This is done by acting on the compound. The exchange of sulfonic acid groups with chlorine atoms is carried out in particular by reacting the 21-sulfonic esters with alkali chlorides, such as lithium chloride, in the presence of polar solvents, such as dimethylformamide. The method of the invention according to method c is similarly carried out under conditions known per se. Cleavage of orthoesters of general formula () with trimethylsilyl fluoride, trimethylsilyl chloride or triphenylmethyl chloride can be carried out using inert solvents, such as dipolar aprotic solvents (dimethylformamide, N-methylpyrrolidone, dimethylsulfoxide, hexamethylphosphoric triamide, etc.) ), ethers (diethyl ether, diisopropyl ether, tetrahydrofuran, dioxane, glycol dimethyl ether, etc.), chlorinated hydrocarbons (methylene chloride, chloroform, tetrachloroethane, etc.), hydrocarbons (benzene, toluene, cyclohexane, etc.), or mixtures of these solvents. It is advantageous to do it inside. The starting compound for the method of the present invention can be easily produced from prednisolone in a high yield, and prednisolone can be synthesized relatively easily from diosgenin. The compounds according to the invention are therefore prepared from diosgenin in a total yield of about 15% and at relatively low expense. In contrast, the synthesis of known highly active corticoids from diosgenin is significantly more expensive and the overall yields achieved are significantly lower (approximately
0.5-5%). This is important in view of the increasing difficulty in producing sufficient amounts of raw materials suitable for corticoid synthesis and the high active ingredient costs imposed on corticoid-containing drugs. The compounds according to the invention, as mentioned above, have a strong anti-inflammatory effect when applied topically, but exhibit only weak activity when applied systemically. The anti-inflammatory effect was measured as follows: Human skin was made hyperemic in the following manner. 2 widths on the backs of volunteer male and female subjects.

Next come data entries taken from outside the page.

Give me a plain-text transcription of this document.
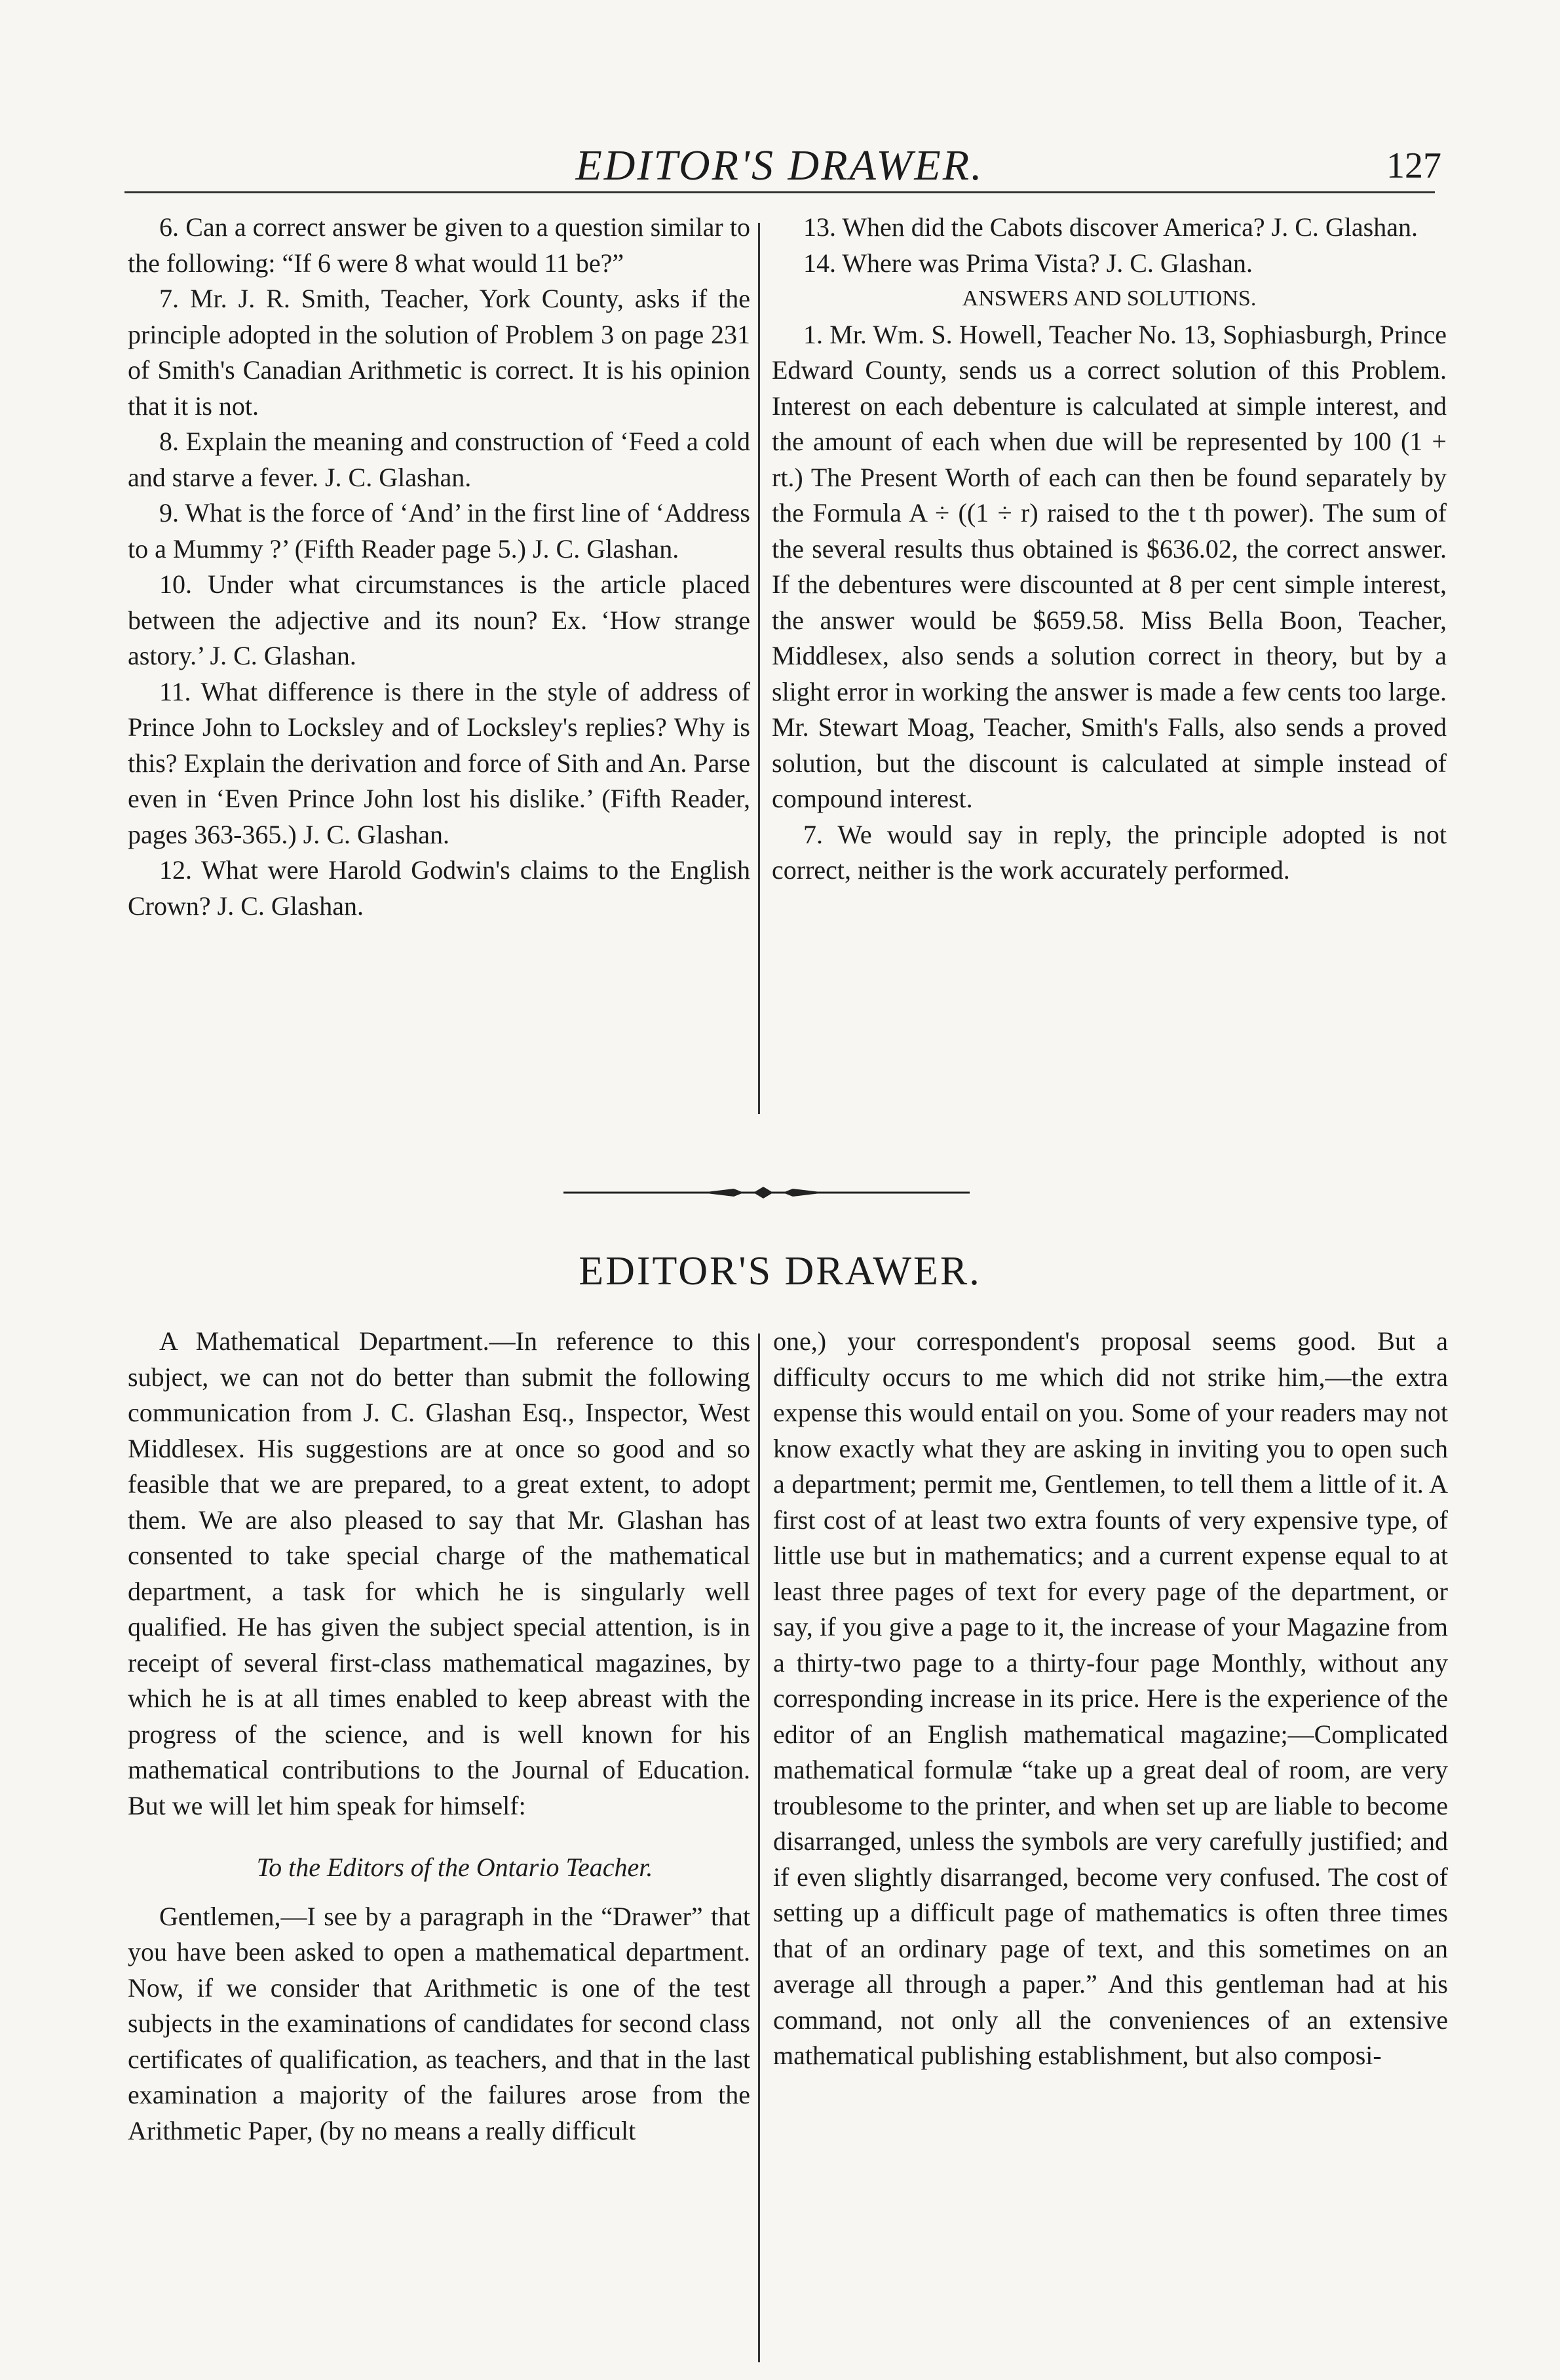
EDITOR'S DRAWER.	127

6. Can a correct answer be given to a question similar to the following: “If 6 were 8 what would 11 be?”

7. Mr. J. R. Smith, Teacher, York County, asks if the principle adopted in the solution of Problem 3 on page 231 of Smith's Canadian Arithmetic is correct. It is his opinion that it is not.

8. Explain the meaning and construction of ‘Feed a cold and starve a fever. J. C. Glashan.

9. What is the force of ‘And’ in the first line of ‘Address to a Mummy ?’ (Fifth Reader page 5.) J. C. Glashan.

10. Under what circumstances is the article placed between the adjective and its noun? Ex. ‘How strange astory.’ J. C. Glashan.

11. What difference is there in the style of address of Prince John to Locksley and of Locksley's replies? Why is this? Explain the derivation and force of Sith and An. Parse even in ‘Even Prince John lost his dislike.’ (Fifth Reader, pages 363-365.) J. C. Glashan.

12. What were Harold Godwin's claims to the English Crown? J. C. Glashan.

13. When did the Cabots discover America? J. C. Glashan.

14. Where was Prima Vista? J. C. Glashan.

ANSWERS AND SOLUTIONS.

1. Mr. Wm. S. Howell, Teacher No. 13, Sophiasburgh, Prince Edward County, sends us a correct solution of this Problem. Interest on each debenture is calculated at simple interest, and the amount of each when due will be represented by 100 (1 + rt.) The Present Worth of each can then be found separately by the Formula A ÷ ((1 ÷ r) raised to the t th power). The sum of the several results thus obtained is $636.02, the correct answer. If the debentures were discounted at 8 per cent simple interest, the answer would be $659.58. Miss Bella Boon, Teacher, Middlesex, also sends a solution correct in theory, but by a slight error in working the answer is made a few cents too large. Mr. Stewart Moag, Teacher, Smith's Falls, also sends a proved solution, but the discount is calculated at simple instead of compound interest.

7. We would say in reply, the principle adopted is not correct, neither is the work accurately performed.

EDITOR'S DRAWER.

A Mathematical Department.—In reference to this subject, we can not do better than submit the following communication from J. C. Glashan Esq., Inspector, West Middlesex. His suggestions are at once so good and so feasible that we are prepared, to a great extent, to adopt them. We are also pleased to say that Mr. Glashan has consented to take special charge of the mathematical department, a task for which he is singularly well qualified. He has given the subject special attention, is in receipt of several first-class mathematical magazines, by which he is at all times enabled to keep abreast with the progress of the science, and is well known for his mathematical contributions to the Journal of Education. But we will let him speak for himself:

To the Editors of the Ontario Teacher.

Gentlemen,—I see by a paragraph in the “Drawer” that you have been asked to open a mathematical department. Now, if we consider that Arithmetic is one of the test subjects in the examinations of candidates for second class certificates of qualification, as teachers, and that in the last examination a majority of the failures arose from the Arithmetic Paper, (by no means a really difficult

one,) your correspondent's proposal seems good. But a difficulty occurs to me which did not strike him,—the extra expense this would entail on you. Some of your readers may not know exactly what they are asking in inviting you to open such a department; permit me, Gentlemen, to tell them a little of it. A first cost of at least two extra founts of very expensive type, of little use but in mathematics; and a current expense equal to at least three pages of text for every page of the department, or say, if you give a page to it, the increase of your Magazine from a thirty-two page to a thirty-four page Monthly, without any corresponding increase in its price. Here is the experience of the editor of an English mathematical magazine;—Complicated mathematical formulæ “take up a great deal of room, are very troublesome to the printer, and when set up are liable to become disarranged, unless the symbols are very carefully justified; and if even slightly disarranged, become very confused. The cost of setting up a difficult page of mathematics is often three times that of an ordinary page of text, and this sometimes on an average all through a paper.” And this gentleman had at his command, not only all the conveniences of an extensive mathematical publishing establishment, but also composi-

By applying and peeling 20 cm cellophane tape, the stratum corneum was destroyed and obvious hyperemia occurred. 4 cm ² with marks within the area that was pasted and peeled off.
Approximately 50 mg of ointment was applied to an area the size of . Since untreated skin color and hyperemic redness vary from person to person, relative values were used to provide a comparable starting value. The color of the untreated skin was set as 100, and the color of the skin where it was applied and removed was set as 0. Skin color with vasoconstriction (100) was measured using the proportional method. Low, moderate and high vasoconstriction correspondingly 0
Rated ~100. The table below shows the average values obtained from testing different subjects and different back ranges. The systemic effects of the compounds were determined by an adjuvant-edema test as follows: SPF-rats weighing 130-150 g were suspended with 0.5% Mycobacterium butyricum to create inflammatory lesions. Inject the suspension (obtained from Difko, USA) into the right hind leg. Measure the rat's paw volume before injection. Twenty-four hours after injection, the leg volume is measured again to determine the degree of edema. The rats are then orally administered various amounts of the test substance. After a further 24 hours, paw volume is measured again. From the obtained leg volume, the leg edema was reduced by 50% using the conventional method.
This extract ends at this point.